Nach meinem Paris-Trip war klar, dass 17 PS auf Dauer einfach nicht ausreichten. Die Honda CB 750 FOUR war ein unerfüllbarer Traum. Also sah ich mich um, was in der neu etablierten 27-PS-Klasse so angeboten wurde. Die Honda CB 250 K5 oder die 350er-Version hätte mir sehr gut gefallen. Außerdem gab es sie zu bezahlbaren Gebraucht-Preisen. Aber leider lagen sie mit 30 bzw. 33 PS über der bezahlbaren Versicherungsgrenze.

Hein Gerike verramschte gerade zu Schnäppchen-Preisen die Rest-Beständer der zweitaktenden Suzuki GT 360, und tatsächlich dachte ich darüber nach, entschied mich dann aber gegen das blaue Rauchfähnchen. Einfach zu verschleißfreudig und schadensanfällig. Außerdem war mir ein Viertakter auch angenehmer.

Yamaha brannte ein regelrechtes Feuerwerk für die neue Versicherungsklasse ab. Schon bald kam eine weitere Generation der schnellen Zweitakter auf den Markt, diesmal mit komplett anderer Technik. Nicht nur die Optik und das Fahrwerk waren völlig überarbeitet worden, der Motor war nun wassergekühlt, und auch er wurde als Drosselversion vermarktet. Begabte Schrauber ließen bald die ursprünglichen Pferdchen laufen…

Aber auch Yamaha stieg in die Viertakt-Bauweise ein. In der 27-PS-Klasse kam die XS 360, ein Reihen-Twin, die bald von einer 400ccm-Version abgelöst wurde.

Besser gefallen hat mir zu der Zeit die Yamaha XT 500. Legende ist sie geworden.

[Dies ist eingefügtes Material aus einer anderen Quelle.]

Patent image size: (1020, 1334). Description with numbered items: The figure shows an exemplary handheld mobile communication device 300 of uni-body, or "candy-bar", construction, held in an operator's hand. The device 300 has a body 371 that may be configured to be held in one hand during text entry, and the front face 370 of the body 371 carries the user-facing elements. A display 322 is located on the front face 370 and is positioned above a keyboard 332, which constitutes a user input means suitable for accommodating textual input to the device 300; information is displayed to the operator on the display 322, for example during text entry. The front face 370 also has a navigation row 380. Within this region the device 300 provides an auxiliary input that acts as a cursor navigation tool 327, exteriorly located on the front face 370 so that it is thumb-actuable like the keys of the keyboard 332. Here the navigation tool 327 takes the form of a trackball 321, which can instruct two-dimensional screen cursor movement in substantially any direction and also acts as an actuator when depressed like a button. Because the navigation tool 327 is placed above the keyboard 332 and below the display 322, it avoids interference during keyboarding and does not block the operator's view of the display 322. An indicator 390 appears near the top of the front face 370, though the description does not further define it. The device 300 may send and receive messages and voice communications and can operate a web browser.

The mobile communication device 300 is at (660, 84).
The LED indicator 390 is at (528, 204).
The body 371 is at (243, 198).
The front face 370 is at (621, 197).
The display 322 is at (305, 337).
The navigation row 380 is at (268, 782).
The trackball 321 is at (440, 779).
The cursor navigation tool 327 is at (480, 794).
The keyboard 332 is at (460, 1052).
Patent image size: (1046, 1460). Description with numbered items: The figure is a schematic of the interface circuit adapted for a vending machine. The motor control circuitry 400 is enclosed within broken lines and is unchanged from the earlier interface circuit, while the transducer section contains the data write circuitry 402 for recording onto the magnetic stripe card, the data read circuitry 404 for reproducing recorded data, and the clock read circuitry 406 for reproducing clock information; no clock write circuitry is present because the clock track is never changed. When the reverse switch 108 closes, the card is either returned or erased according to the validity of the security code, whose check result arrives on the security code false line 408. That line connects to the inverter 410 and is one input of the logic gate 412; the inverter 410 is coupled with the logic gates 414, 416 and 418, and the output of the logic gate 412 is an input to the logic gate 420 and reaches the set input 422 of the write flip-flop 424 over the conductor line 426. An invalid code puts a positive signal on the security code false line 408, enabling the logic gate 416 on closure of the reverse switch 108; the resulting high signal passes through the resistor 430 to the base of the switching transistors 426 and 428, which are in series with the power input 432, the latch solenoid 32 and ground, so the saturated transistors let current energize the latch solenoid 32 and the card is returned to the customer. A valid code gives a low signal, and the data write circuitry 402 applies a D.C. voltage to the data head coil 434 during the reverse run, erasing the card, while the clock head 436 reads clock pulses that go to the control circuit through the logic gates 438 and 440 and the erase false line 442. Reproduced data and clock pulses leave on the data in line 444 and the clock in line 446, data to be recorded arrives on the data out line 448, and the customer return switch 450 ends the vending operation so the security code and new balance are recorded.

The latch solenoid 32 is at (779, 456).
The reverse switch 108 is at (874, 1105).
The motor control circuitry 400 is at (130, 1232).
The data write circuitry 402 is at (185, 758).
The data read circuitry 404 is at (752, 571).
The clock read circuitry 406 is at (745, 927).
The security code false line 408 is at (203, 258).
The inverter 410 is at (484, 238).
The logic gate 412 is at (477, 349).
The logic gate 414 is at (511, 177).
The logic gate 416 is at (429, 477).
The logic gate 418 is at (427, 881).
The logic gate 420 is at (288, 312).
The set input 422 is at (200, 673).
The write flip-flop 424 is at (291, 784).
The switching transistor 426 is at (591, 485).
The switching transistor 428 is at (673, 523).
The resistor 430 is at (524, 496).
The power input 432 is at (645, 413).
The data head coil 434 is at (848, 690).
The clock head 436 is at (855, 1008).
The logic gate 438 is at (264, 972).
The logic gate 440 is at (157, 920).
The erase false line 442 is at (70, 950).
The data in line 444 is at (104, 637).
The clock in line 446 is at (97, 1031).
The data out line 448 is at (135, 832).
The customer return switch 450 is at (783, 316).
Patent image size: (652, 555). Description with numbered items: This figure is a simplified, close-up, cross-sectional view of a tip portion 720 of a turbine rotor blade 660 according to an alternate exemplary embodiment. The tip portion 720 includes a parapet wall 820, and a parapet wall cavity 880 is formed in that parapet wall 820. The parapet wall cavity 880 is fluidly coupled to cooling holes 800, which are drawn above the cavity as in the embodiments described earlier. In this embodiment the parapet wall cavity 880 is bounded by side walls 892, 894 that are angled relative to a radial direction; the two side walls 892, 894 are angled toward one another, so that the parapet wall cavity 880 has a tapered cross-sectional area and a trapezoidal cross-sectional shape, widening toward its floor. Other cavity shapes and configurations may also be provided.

Aber so richtig warm werden wollte ich mit den Crossern nicht. Und im Zwei-Mann-Betrieb war sie doch sehr spartanisch.

Also doch Suzuki? Da war nämlich die wirklich bildschöne erste Baureihe der GS 400.

Und dann machte Honda mit einem Knaller auf sich aufmerksam: Die CBX mit 1000 ccm und einem Sechszylinder erschien.

Aber der eigentliche Knaller war für mich etwas anderes. Der 400 FOUR, die schon in diesem Jahr von einem neuen Twin abgelöst wurde, verpasste man eine 27-PS-Drossel, um die Restbestände schnell abzuverkaufen. So rückte der Traum vom Honda-Vierzylinder in greifbare Nähe, auch wenn er mein Erspartes restlos aufbrauchen würde. Als ich dann mit einem Händler in der Region noch einen entsprechend reduzierten Preis verhandeln konnte, fiel die Entscheidung schnell. Und bis heute bereue ich sie nicht.



Es sollte fast 20 Jahre dauern, bis ich wieder Prospekt und Zeitungsartikel wälzte. Das Zweitmotorrad sollte ein Restaurierungsobjekt aus britischer Fertigung werden. Lange war die Norton Commando in der engeren Wahl, auch eine Triton hätte mir gefallen. Und dann gab es noch so ein paar ganz unanständige Offerten, wie die eines Motorradhauses in Dachau.


Wirklich fasziniert haben mich die Vincents, insbesondere diese Egli-Vincent-Variante.


Bei meinen Recherchen war ich immer wieder auf die englischen Dreizylinder gestoßen. Sehr ansprechend fand ich die Rob-North-Triples, aber die gab es (in Deutschland zumindest) leider nicht mit Straßenzulassung. Letztendlich lief mir dann eine völlig runtergerittene Triumph Trident T150 aus der allerersten Baureihe zu.

Und den Rob-North-Traum erfülle ich mir jetzt eben auf der Rennstrecke.